The case was unusual because federal authorities seldom prosecute makers of films that do not include child pornography.
At one point, according to briefs, an alternate juror sent a note to the judge requesting that the jury be asked to view only excerpts of the movies. The jury engaged in what's been termed by press accounts and a defense appellate brief as emotional deliberations, with the jurors reporting at one point that they were deadlocked on several of the counts -- before ultimately convicting on all of them.
The federal judges who on Thursday heard the appeal of the movie producer, known as Max Hardcore, aren't being asked to make the same judgments the jury did. The U.S. Supreme Court infamously has spent time viewing explicit films to decide whether they could be considered obscene and therefore unprotected by the First Amendment -- prompting Justice Potter Stewart in 1964 to opine on hard-core pornography, "I know it when I see it."

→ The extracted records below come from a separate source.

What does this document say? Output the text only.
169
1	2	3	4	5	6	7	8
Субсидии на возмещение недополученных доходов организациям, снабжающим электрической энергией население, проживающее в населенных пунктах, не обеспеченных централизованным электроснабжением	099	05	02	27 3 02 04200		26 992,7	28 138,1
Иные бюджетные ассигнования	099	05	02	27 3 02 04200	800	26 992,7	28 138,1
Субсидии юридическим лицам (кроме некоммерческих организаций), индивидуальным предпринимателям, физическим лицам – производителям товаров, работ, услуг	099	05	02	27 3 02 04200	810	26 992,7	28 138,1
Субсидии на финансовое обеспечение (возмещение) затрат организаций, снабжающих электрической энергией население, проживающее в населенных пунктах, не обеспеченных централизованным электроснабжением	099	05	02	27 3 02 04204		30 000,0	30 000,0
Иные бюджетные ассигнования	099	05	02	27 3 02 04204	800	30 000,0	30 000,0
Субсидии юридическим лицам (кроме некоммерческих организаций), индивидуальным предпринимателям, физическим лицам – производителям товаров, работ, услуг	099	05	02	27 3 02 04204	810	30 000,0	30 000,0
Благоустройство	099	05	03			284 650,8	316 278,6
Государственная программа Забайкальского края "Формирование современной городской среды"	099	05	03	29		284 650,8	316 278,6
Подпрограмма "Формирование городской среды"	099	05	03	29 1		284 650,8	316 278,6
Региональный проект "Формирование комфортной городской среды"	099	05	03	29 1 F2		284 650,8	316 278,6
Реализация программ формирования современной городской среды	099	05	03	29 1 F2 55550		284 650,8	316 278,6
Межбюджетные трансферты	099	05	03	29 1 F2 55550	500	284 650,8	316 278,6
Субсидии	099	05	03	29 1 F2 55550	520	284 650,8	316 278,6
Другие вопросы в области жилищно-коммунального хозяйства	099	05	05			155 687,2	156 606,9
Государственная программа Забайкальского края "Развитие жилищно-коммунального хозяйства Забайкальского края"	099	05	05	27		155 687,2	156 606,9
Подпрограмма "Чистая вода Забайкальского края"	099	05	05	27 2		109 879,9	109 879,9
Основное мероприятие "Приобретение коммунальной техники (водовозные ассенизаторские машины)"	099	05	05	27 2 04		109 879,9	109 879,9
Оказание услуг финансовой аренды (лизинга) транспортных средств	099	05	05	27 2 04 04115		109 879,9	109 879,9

There was essentially no discussion during the argument at the 11th U.S. Circuit Court of Appeals about the actual content of the films at issue in the case, which prosecutors have described in a brief as portraying sexual acts that are "sadistic, masochistic and violent."
Nonetheless, the judges are being asked to decide some of the heaviest issues in the area of obscenity law, such as whether the government should criminalize adult films purchased over the Internet and viewed in the privacy of the home, and whether a Tampa jury should apply its own mores to materials available all over the country.
The three judges who heard the case seemed interested less in hot-button issues than in sentencing matters and a personal problem experienced by a juror during the trial.
The defendants convicted in Tampa last year are Hardcore, whose real name is Paul Little, and his company, Max World Entertainment Inc. Little produces, directs and stars in the movies made by his company, according to prosecutors. Little is based in the Los Angeles area, but the Justice Department says its prosecution of Little was based in Tampa because the www.maxhardcore.com Web site was hosted by a third-party company on computer servers in Tampa.
Prosecutors charged Little and Max World with 10 counts of obscenity -- five counts for the distribution of short video clips available from a "members only" section of the www.maxhardcore.com Web site, and five counts for five corresponding full-length DVDs advertised on the same Web site. The DVDs were ordered by a postal inspector and shipped to a post office box by a third-party distributor, Jaded Video.
U.S. District Judge Susan C. Bucklew, who has since taken senior status, declined to dismiss the indictment on constitutional grounds, and the case went to trial in May 2008 before a jury in Tampa. The jury returned guilty verdicts on all counts.
Bucklew sentenced Little to just under four years in prison, plus a fine and supervised release, while his company received probation and a $75,000 fine. He began serving his prison sentence in January.
On appeal, the defendants have argued that the 2003 U.S. Supreme Court ruling striking down criminal sodomy laws as unconstitutional when applied to consenting adults recognized a right of sexual privacy that courts should read to include a right to buy and sell obscene materials.
In 2004, a split 11th Circuit panel hearing a challenge to an Alabama ban on the sale of sex toys appeared to reject the idea that the Supreme Court had recognized a sweeping right to privacy. But last year the neighboring 5th Circuit ruled that a similar Texas statute was an unconstitutional burden on sexual privacy.